Catarina conta que Dona Dadi só começou a brincar aos 50 anos, pois a família não costumava incentivá-la na arte. Mais um fato que ressalta a importância dela nessa cultura. Outra personagem importante na trajetória bonequeira de Catarina é Lydia Brasileira, uma caicoense que já foi professora da UFRN, criou o grupo Verso e Prosa, e a ensinou a importância da construção dos bonecos. No final de 2014 Catarina começou a brincar, primeiramente junto com o marido, e depois alternando apresentações solo com bonecos próprios, como o Boi Aurora e Catirina.
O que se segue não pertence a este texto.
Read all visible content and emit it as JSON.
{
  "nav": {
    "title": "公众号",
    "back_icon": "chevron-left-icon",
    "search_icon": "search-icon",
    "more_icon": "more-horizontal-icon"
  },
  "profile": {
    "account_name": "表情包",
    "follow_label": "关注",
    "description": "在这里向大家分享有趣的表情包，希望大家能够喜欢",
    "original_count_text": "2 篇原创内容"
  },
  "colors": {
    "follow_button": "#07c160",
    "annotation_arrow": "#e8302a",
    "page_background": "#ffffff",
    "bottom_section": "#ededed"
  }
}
Novo espetáculo da caicoense Lydia Brasileira aborda a questão de quem se recusa a ser vacinado
Brincadeira de mulher
A presença feminina no palco bonequeiro é capaz sim de fazer a diferença, mesmo em um terreno tão tradicionalista, afirma Catarina. “A cultura popular não é uma coisa parada no tempo, ela se renova e está sempre ligada ao agora, antenada com o que está acontecendo ao redor dela. É possível colocar novas ideias nas brincadeiras, mas sem descaracterizá-las”, explica. O novo espetáculo de Lydia Brasileira, por exemplo, aborda a questão de quem se recusa a ser vacinado contra a Covid-19. Mais atual, impossível.  
A calungueira sabe que o teatro popular de bonecos tem uma grande leitura masculina, já que era totalmente feito por homens, mas como a brincadeira sempre põe algo de autobiográfico nas histórias, uma mulher bonequeira  pode acrescentar seu ponto de vista e sua sensibilidade. “Na brincadeira tem histórias clássicas e personagens dos quais não podemos abrir mão, como o João Redondo e o Capitão, mas eu dou um jeito de focar no protagonismo das bonecas, sem perder a essência da brincadeira”, diz ela.
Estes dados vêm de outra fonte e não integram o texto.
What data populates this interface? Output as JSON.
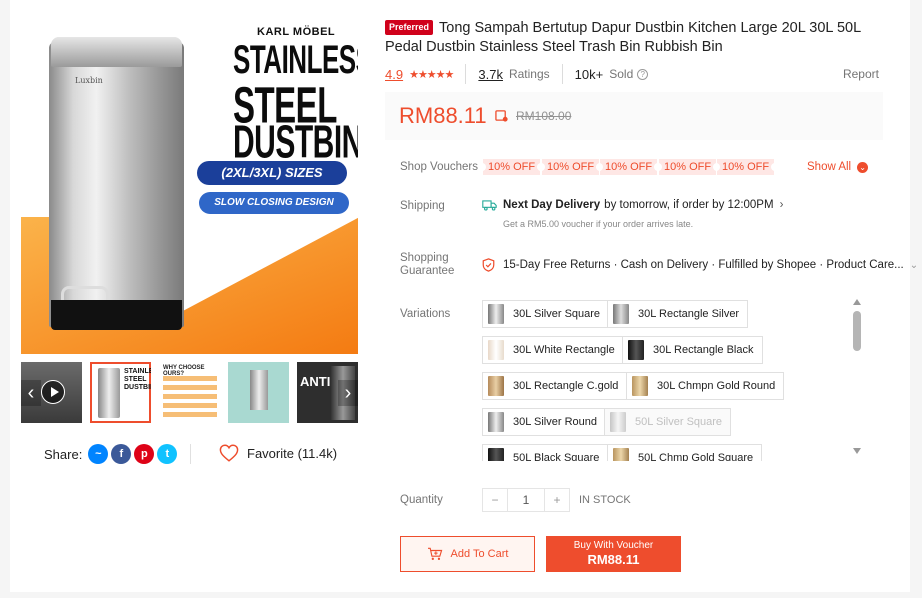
{
  "product": {
    "preferred_badge": "Preferred",
    "title": "Tong Sampah Bertutup Dapur Dustbin Kitchen Large 20L 30L 50L Pedal Dustbin Stainless Steel Trash Bin Rubbish Bin",
    "rating": "4.9",
    "ratings_count": "3.7k",
    "ratings_label": "Ratings",
    "sold_count": "10k+",
    "sold_label": "Sold",
    "report_label": "Report",
    "price": "RM88.11",
    "original_price": "RM108.00",
    "rating_stars": 5
  },
  "image": {
    "brand": "KARL MÖBEL",
    "headline1": "STAINLESS",
    "headline2": "STEEL",
    "headline3": "DUSTBIN",
    "sizes_label": "(2XL/3XL) SIZES",
    "closing_label": "SLOW CLOSING DESIGN",
    "bin_brand": "Luxbin",
    "thumb3_text": "WHY CHOOSE OURS?",
    "thumb5_text": "ANTI"
  },
  "share": {
    "label": "Share:",
    "favorite_label": "Favorite (11.4k)"
  },
  "vouchers": {
    "label": "Shop Vouchers",
    "items": [
      "10% OFF",
      "10% OFF",
      "10% OFF",
      "10% OFF",
      "10% OFF"
    ],
    "show_all": "Show All"
  },
  "shipping": {
    "label": "Shipping",
    "title": "Next Day Delivery",
    "detail": "by tomorrow, if order by 12:00PM",
    "sub": "Get a RM5.00 voucher if your order arrives late."
  },
  "guarantee": {
    "label_line1": "Shopping",
    "label_line2": "Guarantee",
    "text": "15-Day Free Returns · Cash on Delivery · Fulfilled by Shopee · Product Care..."
  },
  "variations": {
    "label": "Variations",
    "items": [
      {
        "name": "30L Silver Square",
        "disabled": false
      },
      {
        "name": "30L Rectangle Silver",
        "disabled": false
      },
      {
        "name": "30L White Rectangle",
        "disabled": false
      },
      {
        "name": "30L Rectangle Black",
        "disabled": false
      },
      {
        "name": "30L Rectangle C.gold",
        "disabled": false
      },
      {
        "name": "30L Chmpn Gold Round",
        "disabled": false
      },
      {
        "name": "30L Silver Round",
        "disabled": false
      },
      {
        "name": "50L Silver Square",
        "disabled": true
      },
      {
        "name": "50L Black Square",
        "disabled": false
      },
      {
        "name": "50L Chmp Gold Square",
        "disabled": false
      }
    ]
  },
  "quantity": {
    "label": "Quantity",
    "minus": "−",
    "value": "1",
    "plus": "+",
    "stock": "IN STOCK"
  },
  "actions": {
    "add_to_cart": "Add To Cart",
    "buy_line1": "Buy With Voucher",
    "buy_line2": "RM88.11"
  },
  "colors": {
    "accent": "#ee4d2d",
    "preferred": "#d0011b"
  }
}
Aos 27 anos, Catarina é da novíssima geração de brincantes. Ela mesma admite que demorou bastante tempo para ter contato com essa cultura, que andava meio esquecida por pessoas de sua faixa etária. Junto com o companheiro, a jovem veterana já tocou um Festival de Cultura Popular e lançou uma revista/catálogo sobre os brincantes do Seridó, em 2019. Já esteve em lugares como Brasília e Paraíba se apresentando e ministrando oficinas de bonecos.
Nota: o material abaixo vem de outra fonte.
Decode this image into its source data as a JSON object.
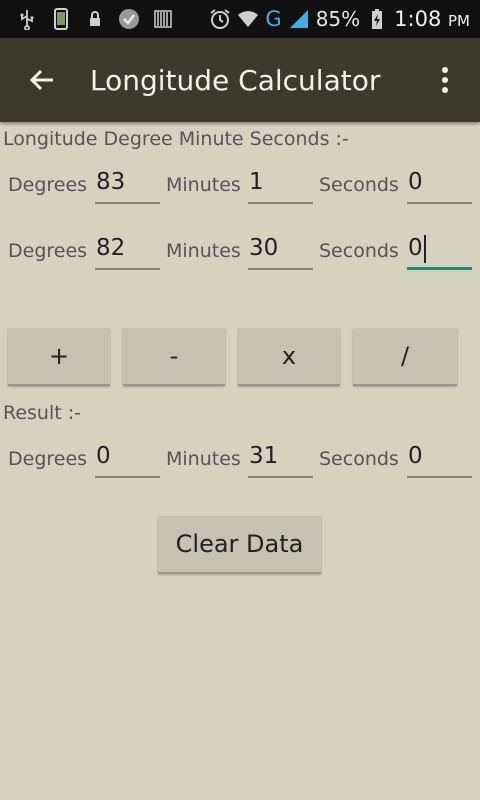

Apesar de a cultura do João Redondo ser bem forte no Seridó, ela conta que era algo quase desaparecido do cotidiano das pessoas dessa região há alguns anos. “Quando eu conheci as brincadeiras, elas estavam quase sumidas, ninguém de 20 e poucos anos sabia de nada sobre. Mas eu sinto que do ano retrasado pra cá esse cenário está mudando, e até ficando mais inclusivo com as mulheres”, analisa. Ela ressalta que foi no Seridó que surgiu Bastos Calungueiro, o brincante que inspirou Dona Dadi a querer ter seus bonecos. E o ciclo se renova.
Serviço:
I Festival de Mulheres Bonequeiras do RN. Até dia 06 (sábado), no canal do evento no Youtube. Transmissões às 14h e às 19h.